The current COVID-19 pandemic is certainly not the first time the United States has confronted the task of balancing civil liberties against the need to preserve public safety.

Heather Fryer, PhD, the Fr. Henry W. Casper SJ Professor in History and Director of the American Studies Program, says previous national crises saw the American people and the federal government forge what she calls “national emergency social contracts” in which Americans agreed to limit traditional freedoms temporarily on the understanding that the government would fully restore them once the crisis ended.

These “contracts,” she said, are easier to write when the enemy is as clear as bombs falling on ships in Hawaii and the offending national capital exists on a map.

But pandemics are a different proposition. They are, as President Donald Trump has said, “an invisible enemy,” and require a more sophisticated social contract. The Spanish Flu epidemic of 1918-1919 is instructive, Fryer says.

“After the first wave of influenza in autumn 1918 it looked to the naked eye as though the ‘war’ had been won,” she says. “Americans knew that when the guns went silent on the battlefield, after all, the men came out of the trenches and sailed home to normalcy.”

With the flu apparently under control, warnings that the virus had subsided but had not disappeared carried little weight with a public tired of restrictive laws and wary also of succumbing to the kind of autocracy they had just defeated in World War I.

“To them, it was time to recalibrate and restore the freedom-security equilibrium,” Fryer says. “It was only when the second wave brought a renewed death toll that the value of a national emergency social contract became clear. But by then, it was too late.”

Fryer’s “social contract” finds a cousin in the “social compacts” that Kelly says are the essence not just of the U.S. Constitution but also of the 50 state constitutions.

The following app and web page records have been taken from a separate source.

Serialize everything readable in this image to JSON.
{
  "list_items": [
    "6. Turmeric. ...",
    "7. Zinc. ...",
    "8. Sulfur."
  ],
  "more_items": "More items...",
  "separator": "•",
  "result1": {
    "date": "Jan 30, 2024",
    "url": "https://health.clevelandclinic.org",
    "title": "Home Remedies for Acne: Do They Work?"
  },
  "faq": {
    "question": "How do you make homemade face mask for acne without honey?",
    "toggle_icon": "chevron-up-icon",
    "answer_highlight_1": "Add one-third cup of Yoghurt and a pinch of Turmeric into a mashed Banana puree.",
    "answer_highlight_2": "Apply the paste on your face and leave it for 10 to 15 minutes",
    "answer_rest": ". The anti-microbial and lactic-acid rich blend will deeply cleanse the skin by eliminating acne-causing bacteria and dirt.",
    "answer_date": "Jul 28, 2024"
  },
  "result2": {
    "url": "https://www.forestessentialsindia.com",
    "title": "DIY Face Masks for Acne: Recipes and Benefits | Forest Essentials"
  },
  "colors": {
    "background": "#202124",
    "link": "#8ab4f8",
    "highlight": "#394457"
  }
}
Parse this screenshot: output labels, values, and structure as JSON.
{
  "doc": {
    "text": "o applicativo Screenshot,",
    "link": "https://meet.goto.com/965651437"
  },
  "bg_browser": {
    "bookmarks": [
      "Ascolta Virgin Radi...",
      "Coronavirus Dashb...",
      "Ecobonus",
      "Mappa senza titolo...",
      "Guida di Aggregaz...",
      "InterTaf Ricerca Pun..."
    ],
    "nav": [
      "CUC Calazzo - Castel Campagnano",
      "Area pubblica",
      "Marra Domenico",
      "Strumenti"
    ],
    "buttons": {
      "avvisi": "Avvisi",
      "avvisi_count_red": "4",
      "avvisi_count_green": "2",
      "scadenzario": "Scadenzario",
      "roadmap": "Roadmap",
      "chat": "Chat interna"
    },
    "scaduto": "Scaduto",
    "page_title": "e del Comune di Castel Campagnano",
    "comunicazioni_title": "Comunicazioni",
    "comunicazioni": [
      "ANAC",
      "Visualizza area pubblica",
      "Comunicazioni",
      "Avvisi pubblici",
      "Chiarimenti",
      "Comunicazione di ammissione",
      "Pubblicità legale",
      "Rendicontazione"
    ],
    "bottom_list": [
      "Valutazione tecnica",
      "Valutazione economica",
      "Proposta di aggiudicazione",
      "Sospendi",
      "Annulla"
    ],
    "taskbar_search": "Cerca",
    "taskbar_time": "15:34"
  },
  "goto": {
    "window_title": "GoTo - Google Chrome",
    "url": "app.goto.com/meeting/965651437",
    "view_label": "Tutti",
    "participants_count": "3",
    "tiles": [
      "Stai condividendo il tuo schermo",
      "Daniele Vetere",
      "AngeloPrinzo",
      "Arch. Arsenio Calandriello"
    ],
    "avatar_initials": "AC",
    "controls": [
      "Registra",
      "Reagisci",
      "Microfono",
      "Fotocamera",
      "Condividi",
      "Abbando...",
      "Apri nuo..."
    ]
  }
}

“Our constitutions are social compacts – we agree as citizens to abide by them and follow the laws issued under them, so yes, we have a legal responsibility to accept the restrictions our duly elected officials temporarily place on us for our own well-being,” Kelly says. “Whether it’s earthquakes, floods, fires, or incurable pandemics, we want our governments to protect us just as they do when they deploy troops to fight on our behalf abroad. The restrictions we are now facing are the current form of protection designed to face the current crisis.”

And if we don’t like it?

“If enough people don’t like this approach, they can of course replace that government with another one at the next election or challenge that government in the court system,” Kelly says.